Mainly for Barbell as a faster pre-filter (2x) before running sassy. Most likely you are looking for sassy instead, unless you want to batch search very short patterns.
Short queries (<=32)
Search for multiple of 8 queries
We compare each character of the queries against a single text character at the time using SIMD.
Then we track the lowest cost
we see along the entire text and report the cost when below the cut-off k, or -1 if above k for
mini_search, at a ~5% overhead we can also track the positions in mini_search_positions.
This will just return the lowest edits found (below k) for each query.
use mini_myers::{Searcher, Scan, Positions};
use mini_myers::backend::{U32, U64};
// Create a searcher for scan mode with U32 backend
// that is 8 queries in parallel (8*32)
let mut searcher = Searcher::<U32, Scan>::new();
let queries = vec![b"ATG".to_vec(), b"TTG".to_vec()];
let encoded = searcher.encode(&queries);
let target = b"CCCTCGCCCCCCATGCCCCC";
// Scan mode: get minimum cost per query
let results = searcher.search(&encoded, target, 4, None);
assert_eq!(results, vec![0.0, 1.0]);
// Positions mode: get all match positions
let mut pos_searcher = Searcher::<U32, Positions>::new();
let encoded = pos_searcher.encode(&queries);
let results = pos_searcher.search(&encoded, target, 4, None);
println!("Found {} matches", results.len());
// Use U64 backend for longer queries (up to 64 nucleotides)
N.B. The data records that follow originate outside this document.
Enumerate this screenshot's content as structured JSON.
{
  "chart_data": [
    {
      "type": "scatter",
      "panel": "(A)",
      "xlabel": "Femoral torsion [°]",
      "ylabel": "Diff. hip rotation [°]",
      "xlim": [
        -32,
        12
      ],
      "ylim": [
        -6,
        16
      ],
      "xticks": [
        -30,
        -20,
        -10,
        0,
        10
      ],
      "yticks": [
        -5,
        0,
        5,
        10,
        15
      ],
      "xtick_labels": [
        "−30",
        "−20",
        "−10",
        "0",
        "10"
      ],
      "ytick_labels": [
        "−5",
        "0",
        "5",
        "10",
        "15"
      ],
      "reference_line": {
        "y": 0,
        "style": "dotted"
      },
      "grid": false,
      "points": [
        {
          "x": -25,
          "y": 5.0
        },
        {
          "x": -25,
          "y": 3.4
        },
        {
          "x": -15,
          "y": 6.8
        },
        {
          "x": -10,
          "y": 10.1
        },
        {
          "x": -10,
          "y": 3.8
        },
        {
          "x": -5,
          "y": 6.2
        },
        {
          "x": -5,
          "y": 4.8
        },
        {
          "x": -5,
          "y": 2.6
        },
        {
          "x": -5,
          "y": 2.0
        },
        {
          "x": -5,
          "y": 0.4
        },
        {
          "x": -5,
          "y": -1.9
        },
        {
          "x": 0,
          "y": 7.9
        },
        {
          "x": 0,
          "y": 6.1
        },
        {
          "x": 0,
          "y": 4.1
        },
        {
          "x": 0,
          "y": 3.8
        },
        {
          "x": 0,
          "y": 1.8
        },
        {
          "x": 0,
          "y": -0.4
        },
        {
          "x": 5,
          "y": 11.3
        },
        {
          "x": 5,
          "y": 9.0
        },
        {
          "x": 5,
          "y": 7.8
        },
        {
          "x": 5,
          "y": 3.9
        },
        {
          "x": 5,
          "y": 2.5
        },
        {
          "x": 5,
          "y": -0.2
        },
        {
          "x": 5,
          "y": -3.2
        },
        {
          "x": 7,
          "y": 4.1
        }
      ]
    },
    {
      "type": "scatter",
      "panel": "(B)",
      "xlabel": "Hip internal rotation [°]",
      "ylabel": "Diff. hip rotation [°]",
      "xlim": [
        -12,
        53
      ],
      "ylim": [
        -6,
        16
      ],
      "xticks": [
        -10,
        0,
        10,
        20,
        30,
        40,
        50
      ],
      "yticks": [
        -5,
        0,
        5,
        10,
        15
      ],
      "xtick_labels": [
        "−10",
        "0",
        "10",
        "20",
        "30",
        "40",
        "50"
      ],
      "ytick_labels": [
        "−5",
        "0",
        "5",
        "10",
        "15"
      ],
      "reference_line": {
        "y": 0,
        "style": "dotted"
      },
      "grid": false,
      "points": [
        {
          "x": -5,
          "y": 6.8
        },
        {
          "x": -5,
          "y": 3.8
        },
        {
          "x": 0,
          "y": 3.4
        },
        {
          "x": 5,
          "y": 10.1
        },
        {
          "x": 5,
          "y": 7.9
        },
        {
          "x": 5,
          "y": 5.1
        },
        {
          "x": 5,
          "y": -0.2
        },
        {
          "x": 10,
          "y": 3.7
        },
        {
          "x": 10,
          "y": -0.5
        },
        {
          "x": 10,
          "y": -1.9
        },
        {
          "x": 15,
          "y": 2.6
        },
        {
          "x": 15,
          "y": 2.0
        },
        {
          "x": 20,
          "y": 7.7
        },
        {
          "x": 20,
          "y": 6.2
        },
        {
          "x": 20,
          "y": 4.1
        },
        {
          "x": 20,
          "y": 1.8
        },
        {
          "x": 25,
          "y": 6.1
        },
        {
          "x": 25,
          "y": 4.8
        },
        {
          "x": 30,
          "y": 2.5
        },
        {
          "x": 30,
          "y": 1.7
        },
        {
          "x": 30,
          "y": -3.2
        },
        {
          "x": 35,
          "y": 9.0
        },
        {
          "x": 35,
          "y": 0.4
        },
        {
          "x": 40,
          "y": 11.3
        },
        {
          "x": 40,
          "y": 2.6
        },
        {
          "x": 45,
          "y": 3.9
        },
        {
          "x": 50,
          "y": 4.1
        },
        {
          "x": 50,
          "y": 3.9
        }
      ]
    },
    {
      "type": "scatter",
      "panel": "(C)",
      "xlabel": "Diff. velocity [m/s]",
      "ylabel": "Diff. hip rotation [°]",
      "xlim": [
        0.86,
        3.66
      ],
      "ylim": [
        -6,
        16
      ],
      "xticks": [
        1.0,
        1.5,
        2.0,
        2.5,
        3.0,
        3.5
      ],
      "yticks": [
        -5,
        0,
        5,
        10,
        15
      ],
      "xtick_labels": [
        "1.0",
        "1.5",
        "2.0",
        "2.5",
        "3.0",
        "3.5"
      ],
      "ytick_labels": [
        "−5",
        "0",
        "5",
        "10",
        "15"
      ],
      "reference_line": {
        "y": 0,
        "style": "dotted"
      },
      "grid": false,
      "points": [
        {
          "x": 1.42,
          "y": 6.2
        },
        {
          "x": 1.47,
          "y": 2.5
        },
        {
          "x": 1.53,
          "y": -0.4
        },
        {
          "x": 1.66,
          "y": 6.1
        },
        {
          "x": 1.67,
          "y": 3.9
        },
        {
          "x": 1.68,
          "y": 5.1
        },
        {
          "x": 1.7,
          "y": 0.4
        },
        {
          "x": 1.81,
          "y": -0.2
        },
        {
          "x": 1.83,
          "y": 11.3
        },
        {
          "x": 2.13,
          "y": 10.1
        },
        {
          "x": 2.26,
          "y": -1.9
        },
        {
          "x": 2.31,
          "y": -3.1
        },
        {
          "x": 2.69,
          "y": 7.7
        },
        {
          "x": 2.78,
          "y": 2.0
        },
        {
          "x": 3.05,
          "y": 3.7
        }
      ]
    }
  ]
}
// that is 4 queries in parlalel (4*64)
let mut searcher64 = Searcher::<U64, Scan>::new();
let encoded = searcher64.encode(&queries);
let results = searcher64.search(&encoded, target, 4, None);
Like in sassy mini_myers can apply
a reduced penalty for characters "hanging over" the target sequence, i.e.:
q: AAACCC
|||
t: CCCGGGGGGGGGGGGGG
You can enable overhang by changing None in the above commands to Some(overhang_cost), i.e. Some(0.5):
let results = searcher64.search(&encoded, target, 4, Some(0.5));
In the example above, this would give a cost of 3 * 0.5 = 1.5
Note that mini_myers and sassy are not directly comparable.
mini_seaerch just tells us if something is present below k, and
mini_search_with_positions does return the match locations similar
to sassy but without traceback and local minima scan. Here we search for 192 sequences,
a multiple of 8, which is ideal for mini_myers as well.
| Profile | Query Len | Target Len | µs/query (mini_myers) | µs/query (sassy) | Function |
|---|---|---|---|---|---|
| IUPAC | 24 | 1,000 | 0.23 | 0.85 | mini_search |
| IUPAC | 24 | 10,000 | 2.29 | 5.46 | mini_search |
| IUPAC | 24 | 50,000 | 11.91 | 25.22 | mini_search |
| IUPAC | 24 | 100,000 | 24.21 | 52.67 | mini_search |
| IUPAC | 32 | 100,000 | 23.9 | 51.3 | mini_search |
| IUPAC | 24 | 1,000 | 0.43 | 0.83 | mini_search_with_positions |
| IUPAC | 24 | 10,000 | 3.02 | 5.47 | mini_search_with_positions |
| IUPAC | 24 | 50,000 | 15.29 | 25.11 | mini_search_with_positions |
| IUPAC | 24 | 1,000,000 | 299.53 | 496.75 | mini_search_with_positions |
Run the bench using cargo bench --bench sassy, now has mini_search_with_positions but you can replace
the call with mini_search to bench without positions.